I have put this down to joy.
I led in bed this morning thinking just what am I going to say about Yes, You Are Trans Enough? And the words have flowed.
I have covered just a few points from a book that is well written, makes valid suggestions and above all, entertains. My wife is not a book person, but I am hoping that I can “twist her arm” to read this book rather than constantly entwine herself in the doom and gloom of Facebook.
I write this review in July 2020 while we are still amid the COVID-19 pandemic and good news is hard to come by.
Mia’s book was published some two years ago, so before wrapping up this review, I thought it would be a good idea to see how things had progressed in Mia Violet’s life.
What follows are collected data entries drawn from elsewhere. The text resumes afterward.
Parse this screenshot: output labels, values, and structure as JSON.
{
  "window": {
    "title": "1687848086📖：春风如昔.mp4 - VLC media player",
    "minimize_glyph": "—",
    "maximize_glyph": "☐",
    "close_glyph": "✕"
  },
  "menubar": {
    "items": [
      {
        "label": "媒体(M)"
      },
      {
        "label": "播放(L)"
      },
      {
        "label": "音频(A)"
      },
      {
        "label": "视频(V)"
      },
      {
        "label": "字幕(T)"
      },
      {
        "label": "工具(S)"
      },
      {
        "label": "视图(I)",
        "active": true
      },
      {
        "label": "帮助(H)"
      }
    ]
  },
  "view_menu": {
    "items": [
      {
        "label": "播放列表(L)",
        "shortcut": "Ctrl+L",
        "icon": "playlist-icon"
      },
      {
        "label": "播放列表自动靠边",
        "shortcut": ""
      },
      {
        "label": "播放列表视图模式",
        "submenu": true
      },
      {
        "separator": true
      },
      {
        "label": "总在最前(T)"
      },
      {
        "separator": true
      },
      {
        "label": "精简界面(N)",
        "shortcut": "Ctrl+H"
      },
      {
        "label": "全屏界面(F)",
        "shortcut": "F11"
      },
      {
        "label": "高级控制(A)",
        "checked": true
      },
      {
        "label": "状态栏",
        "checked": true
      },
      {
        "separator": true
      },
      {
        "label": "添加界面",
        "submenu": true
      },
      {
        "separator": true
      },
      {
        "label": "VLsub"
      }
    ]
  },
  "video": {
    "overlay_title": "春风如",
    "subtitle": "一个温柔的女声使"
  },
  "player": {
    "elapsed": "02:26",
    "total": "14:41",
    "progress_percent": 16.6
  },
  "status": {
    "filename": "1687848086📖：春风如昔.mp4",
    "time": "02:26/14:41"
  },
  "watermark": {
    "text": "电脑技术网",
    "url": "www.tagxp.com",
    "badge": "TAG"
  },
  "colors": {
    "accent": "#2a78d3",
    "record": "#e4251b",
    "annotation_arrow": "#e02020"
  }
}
Now sadly, I do not participate in social media. I am of an age that I do not understand it and not wanting to make a fool of myself I restrict myself to a medium I understand…a website. I know this a major failing of mine but at this time I have no answers on this.
However, I use my website to extend the same messages as Mia does in her book and her social media accounts.
Google very kindly directed me to her Twitter feed, and I was delighted to see the same Mia is banging on about trans rights.
Mia says she is proud to be trans – proud to be queer.
We are proud together Mia, and in my 15th of June blog, I made the same point to our beautiful Generation Z and indeed the teenagers of today who will finally take us over the line of full acceptance.
Congrats on your book Mia – 4.8 stars!!!!
We are both trans enough, and we both know full well what is right and what has to be done.